30th September 2019
Watch Danny reflect on his 25 years at Transform.
In October this year I will leave Transform, after 25 years of campaigning for drug policy reform. I founded the organisation when I was 32, in 1994, to campaign for an end to global drug prohibition, and to replace it with an effective, just and humane system of regulation and control. It’s been an extraordinary trip. In 1994 I was still ten years away from having kids of my own and South Africa had its first elections in which black people could vote. Many years ago I said that I’d put a quarter of a century of my career into this and my time is now up. I’m not sure where I’m going next, but I’m proud that Transform’s work has helped turn legal regulation from fantasy into reality.
Transform stands on the shoulders of giants and I cannot praise highly enough colleagues past and present with whom I’ve worked. Legalisation and regulation of drugs is now unstoppable - I’m just sorry that we haven’t managed to curtail more of the terrible impacts of drug prohibition. But I’m delighted to say that Transform is in great shape both in terms of personnel and financially, and we are parting on very good terms. The staff team here is particularly strong and we have just filled two new posts.
I want especially to thank all Transform’s donors over the years and to all those who provided support to us in one way or another.
I knew that ours wasn’t going to be a quick win - this is a global war that has the full backing of the permanent members of the UN Security Council, and 180 UN member states. Even so, back in 2004 I suggested that the global drug war would be over by 2020. It isn’t, but we are winning the peace, as more countries leave the prohibition party and adopt both decrim and legal regulation. However, we are also losing the peace in places like North America, Mexico, Colombia and the Philippines, where the drug war leaves tens of thousands dead every year.

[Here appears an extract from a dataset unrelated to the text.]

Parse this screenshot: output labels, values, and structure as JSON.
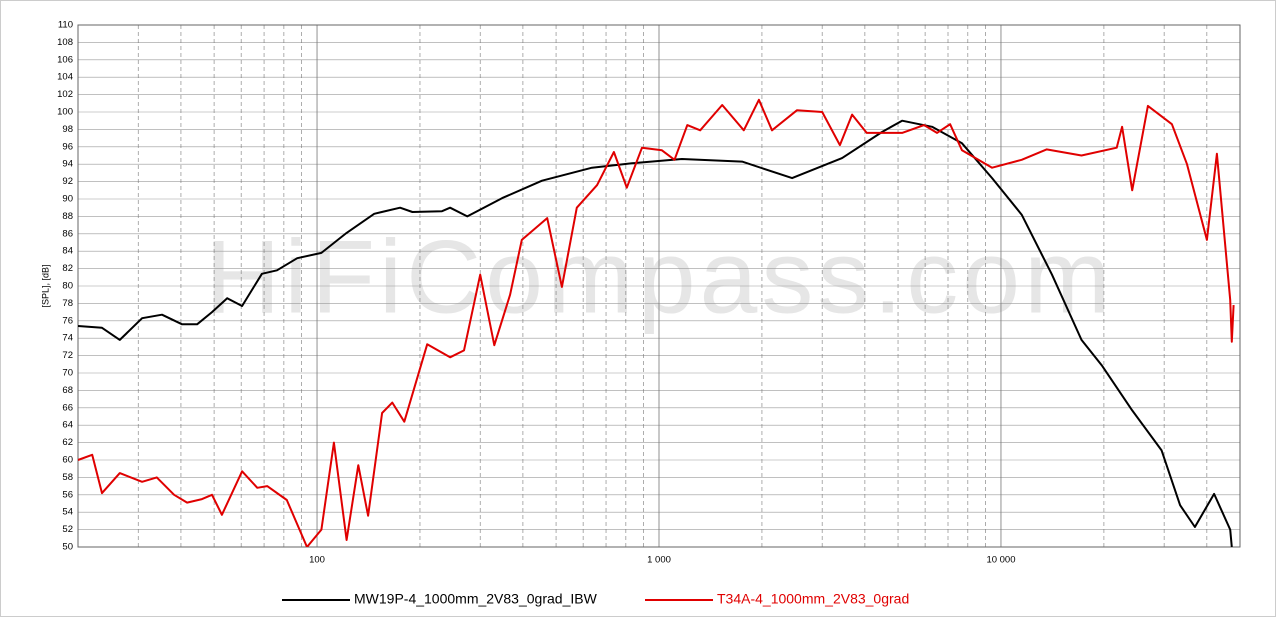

The campaign to end the war was always going to be heavily front loaded, and we spent the first decade, at least, just getting the idea of reform into the public domain. But now reform is entering the mainstream and drug policy reform no longer inhabits an NGO ghetto.
So, what next for me? To be honest I don’t have a plan yet - but I’m open to ideas. I’m keen to apply my learning from Transform to the wider political arena.
What I take away from my 25 years of Transform is that drug users, suppliers and producers aren’t ‘them’, they are ‘us’. It’s not that we have a duty to help ‘them’ - we have an obligation to protect ‘us’ - all of us. And I am more convinced than ever that if we are to protect all of us, we must end the global prohibition and the drug war and put in place policies that genuinely achieve that.